In his philosophical treatise and narrative Zen and the Art of Motorcycle Maintenance, Robert Pirsig hypothesizes that all of the world's progress and evolution is due to a need for Quality - a concept he deems indefinable. Pirsig explains, "Any philosophic explanation of Quality is going to be both false and true precisely because it is a philosophic explanation. The process of philosophic explanation is an analytic process, a process of breaking something down into subjects and predicates...'Quality' cannot be broken down into subjects and predicates. This is not because Quality is so mysterious but because Quality is so simple, immediate and direct" (319).
So, if Pirsig can't tell us what Quality is, how are we supposed to understand it? A search in the dictionary yields the definition "high grade; superiority; excellence." For Pirsig, this explanation doesn't do the subject justice. One way to examine Quality, he says, is to experiment with amoeba. If you were to place amoeba in a plate of water with a drop of sulfuric acid nearby, the amoeba would pull away from the acid and swim in another direction. If they could speak, the amoeba, without knowing anything about sulfuric acid, would say, "This environment has poor quality."
Responding to Quality, amoeba will manage to survive and reproduce, eventually mutating and becoming more complex and refined. It can therefore be stated that Quality created the world we live in today. Through billions of years, organisms have responded to Quality and evolved. This evolution relates to the reasons why we can't define Quality. Pirsig writes, "Now, to take that which has caused us to create the world, and include it within the world we have created, is clearly impossible. That is why Quality cannot be defined. If we do define it we are defining something less than Quality itself" (320).
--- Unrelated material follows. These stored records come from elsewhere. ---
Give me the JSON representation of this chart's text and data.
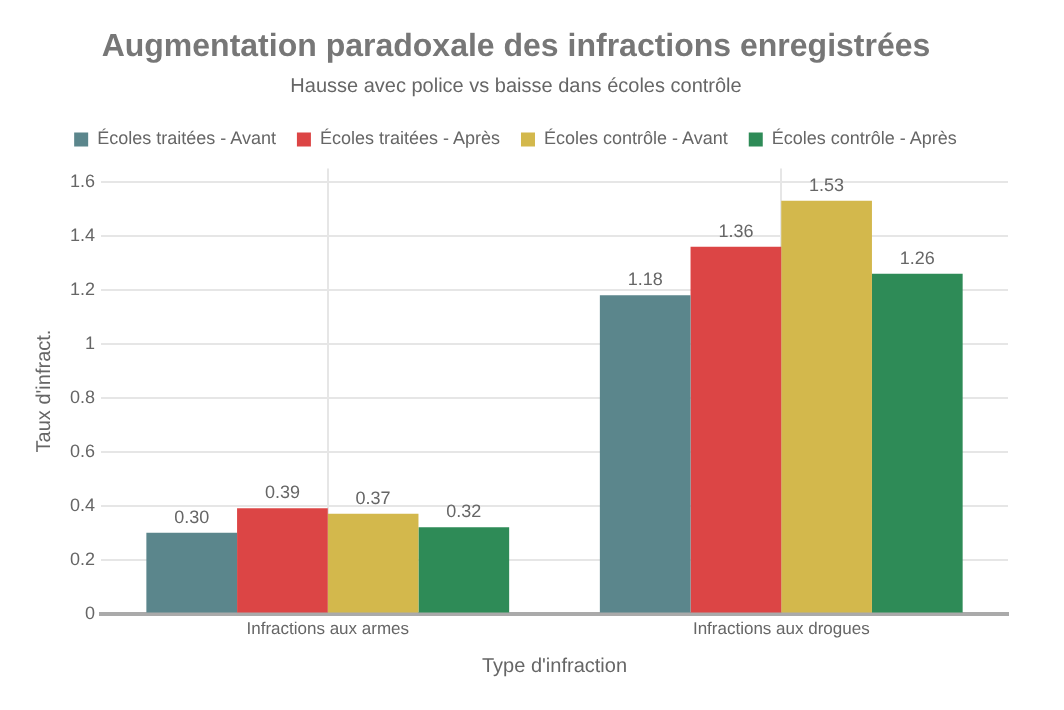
{
  "chart_data": {
    "type": "bar",
    "title": "Augmentation paradoxale des infractions enregistrées",
    "subtitle": "Hausse avec police vs baisse dans écoles contrôle",
    "xlabel": "Type d'infraction",
    "ylabel": "Taux d'infract.",
    "categories": [
      "Infractions aux armes",
      "Infractions aux drogues"
    ],
    "series": [
      {
        "name": "Écoles traitées - Avant",
        "color": "#5b868c",
        "values": [
          0.3,
          1.18
        ],
        "value_labels": [
          "0.30",
          "1.18"
        ]
      },
      {
        "name": "Écoles traitées - Après",
        "color": "#dc4545",
        "values": [
          0.39,
          1.36
        ],
        "value_labels": [
          "0.39",
          "1.36"
        ]
      },
      {
        "name": "Écoles contrôle - Avant",
        "color": "#d3b84c",
        "values": [
          0.37,
          1.53
        ],
        "value_labels": [
          "0.37",
          "1.53"
        ]
      },
      {
        "name": "Écoles contrôle - Après",
        "color": "#2e8b57",
        "values": [
          0.32,
          1.26
        ],
        "value_labels": [
          "0.32",
          "1.26"
        ]
      }
    ],
    "ylim": [
      0,
      1.65
    ],
    "yticks": [
      0,
      0.2,
      0.4,
      0.6,
      0.8,
      1,
      1.2,
      1.4,
      1.6
    ],
    "grid": true,
    "legend": "top"
  }
}
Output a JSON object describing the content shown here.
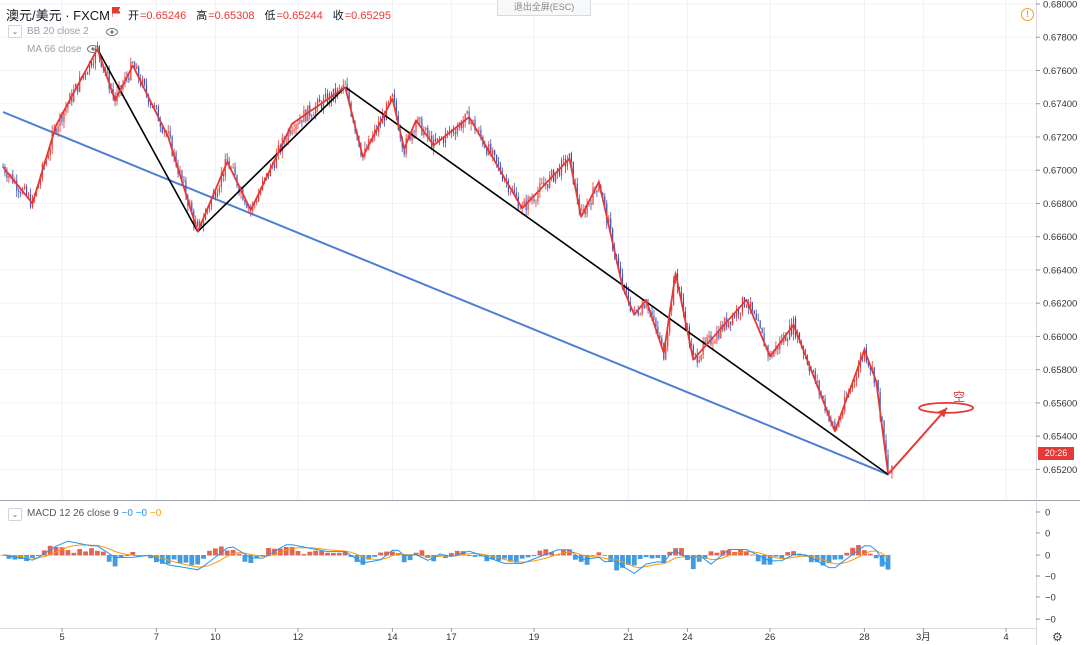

It seems strange that a word may exist without a definition. When I first read Zen three years ago, I fought against the idea. I searched through my mind for arguments against Pirsig's meaning of Quality, but I could find nothing. Finally, after weeks of frustration, I gave up and decided that the entire concept was irrational and of little importance. However, I couldn't stop thinking about it. I found examples of Quality in everyday life. When I laughed, I laughed at Quality. When I heard good music, I experienced Quality. When I was tired, rest meant Quality.
Finally, after a year of pondering, I resolved to reread Zen and the Art of Motorcycle Maintenance. Although it still didn't make complete sense, I managed to gain a simple understanding of Quality. Since then, two years have passed, and I'm still not fully certain of what Quality is. I don't know if I or anyone else ever will be.